Song
- Language: English
- Written: 1966
- Published: 1967
- Genre: Christmas carol
- Composer(s): John Rutter

= Shepherd's Pipe Carol =

Modern Christmas carol

The "Shepherd's Pipe Carol" is a modern Christmas carol composed by John Rutter. Rutter composed the carol whilst he was an undergraduate at university in 1966 with it being published a year later at the behest of David Willcocks.

== History ==
The "Shepherd's Pipe Carol" was composed by John Rutter in 1966 when he was studying as an undergraduate at Clare College at the University of Cambridge. Rutter stated that he believed his inspiration for writing it came from when he sang as a boy soprano during the opera "Amahl and the Night Visitors" and heard pipe music as the title character headed for Bethlehem with the Biblical Magi.

The carol was first performed by the Choir of Clare College, Cambridge, conducted by Rutter at a Christmas concert. A few days later, David Willcocks, the director of the Choir of King's College, Cambridge, requested a copy of the manuscript, and he made calls to Oxford University Press for it to be published and to EMI for it to be recorded. It was Rutter's first composition to be published. Rutter and Willcocks later formed a publishing partnership and helped to compile the Carols for Choirs series of hymnals from the second edition for the Church of England.

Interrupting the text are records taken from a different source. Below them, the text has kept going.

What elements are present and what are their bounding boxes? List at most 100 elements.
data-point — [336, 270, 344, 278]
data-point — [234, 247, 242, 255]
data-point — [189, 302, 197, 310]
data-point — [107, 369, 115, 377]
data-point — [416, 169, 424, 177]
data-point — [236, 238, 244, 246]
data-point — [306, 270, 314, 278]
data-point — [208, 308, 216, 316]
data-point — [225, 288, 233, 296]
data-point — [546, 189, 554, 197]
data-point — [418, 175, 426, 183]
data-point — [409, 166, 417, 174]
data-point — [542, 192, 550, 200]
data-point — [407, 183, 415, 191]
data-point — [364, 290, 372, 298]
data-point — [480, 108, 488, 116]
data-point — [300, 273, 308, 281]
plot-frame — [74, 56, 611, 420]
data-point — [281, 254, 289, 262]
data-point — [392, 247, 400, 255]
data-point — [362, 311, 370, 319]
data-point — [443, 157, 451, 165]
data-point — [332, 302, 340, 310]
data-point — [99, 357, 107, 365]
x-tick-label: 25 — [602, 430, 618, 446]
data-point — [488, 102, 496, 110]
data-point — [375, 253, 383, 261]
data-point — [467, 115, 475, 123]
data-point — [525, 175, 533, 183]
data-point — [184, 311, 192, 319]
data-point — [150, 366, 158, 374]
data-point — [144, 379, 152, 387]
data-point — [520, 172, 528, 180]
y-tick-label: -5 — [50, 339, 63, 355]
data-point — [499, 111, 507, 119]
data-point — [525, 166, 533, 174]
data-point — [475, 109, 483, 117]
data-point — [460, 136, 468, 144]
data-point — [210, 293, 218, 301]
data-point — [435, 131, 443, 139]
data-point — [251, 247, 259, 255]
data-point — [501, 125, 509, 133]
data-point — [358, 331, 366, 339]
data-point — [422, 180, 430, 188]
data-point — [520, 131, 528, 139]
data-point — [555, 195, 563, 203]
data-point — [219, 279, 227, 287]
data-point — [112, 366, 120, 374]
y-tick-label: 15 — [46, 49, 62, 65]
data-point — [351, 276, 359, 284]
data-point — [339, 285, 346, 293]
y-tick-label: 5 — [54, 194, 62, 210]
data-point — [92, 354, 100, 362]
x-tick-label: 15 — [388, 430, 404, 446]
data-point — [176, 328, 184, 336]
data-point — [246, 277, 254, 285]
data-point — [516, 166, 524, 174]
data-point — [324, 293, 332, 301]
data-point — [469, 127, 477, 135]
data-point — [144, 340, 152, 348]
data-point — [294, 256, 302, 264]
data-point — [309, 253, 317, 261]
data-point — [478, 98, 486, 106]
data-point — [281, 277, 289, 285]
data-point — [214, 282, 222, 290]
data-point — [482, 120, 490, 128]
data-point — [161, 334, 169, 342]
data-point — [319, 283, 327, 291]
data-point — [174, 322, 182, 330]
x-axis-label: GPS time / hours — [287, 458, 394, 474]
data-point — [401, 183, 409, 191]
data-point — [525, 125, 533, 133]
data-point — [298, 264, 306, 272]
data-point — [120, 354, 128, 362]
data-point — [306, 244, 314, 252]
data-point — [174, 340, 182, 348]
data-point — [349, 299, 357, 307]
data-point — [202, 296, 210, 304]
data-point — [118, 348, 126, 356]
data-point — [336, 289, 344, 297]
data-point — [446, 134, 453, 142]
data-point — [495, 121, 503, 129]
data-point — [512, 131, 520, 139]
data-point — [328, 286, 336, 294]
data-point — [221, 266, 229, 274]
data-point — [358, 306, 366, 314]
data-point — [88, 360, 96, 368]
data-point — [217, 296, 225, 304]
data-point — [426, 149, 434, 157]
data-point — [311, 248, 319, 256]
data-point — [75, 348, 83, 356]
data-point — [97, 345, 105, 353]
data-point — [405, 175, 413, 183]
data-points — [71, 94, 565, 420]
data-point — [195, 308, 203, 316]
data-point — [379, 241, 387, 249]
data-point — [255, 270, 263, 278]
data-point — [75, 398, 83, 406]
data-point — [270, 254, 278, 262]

Prior to the breakup of the Soviet Union, choirs in the Baltic states reportedly circulated photocopies and faxes of the "Shepherd's Pipe Carol" to be sung as a sign of resistance to Soviet control.

== Lyrics and score ==
The lyrics of the "Shepherd's Pipe Carol", set after the annunciation to the shepherds, are in third person about a shepherd boy playing pipe music on the way to Bethlehem. The boy later states in the carol that he will perform his music for the baby Jesus when he reaches the stable where the Star of Bethlehem was located. The music is scored for SATB and organ or small orchestra.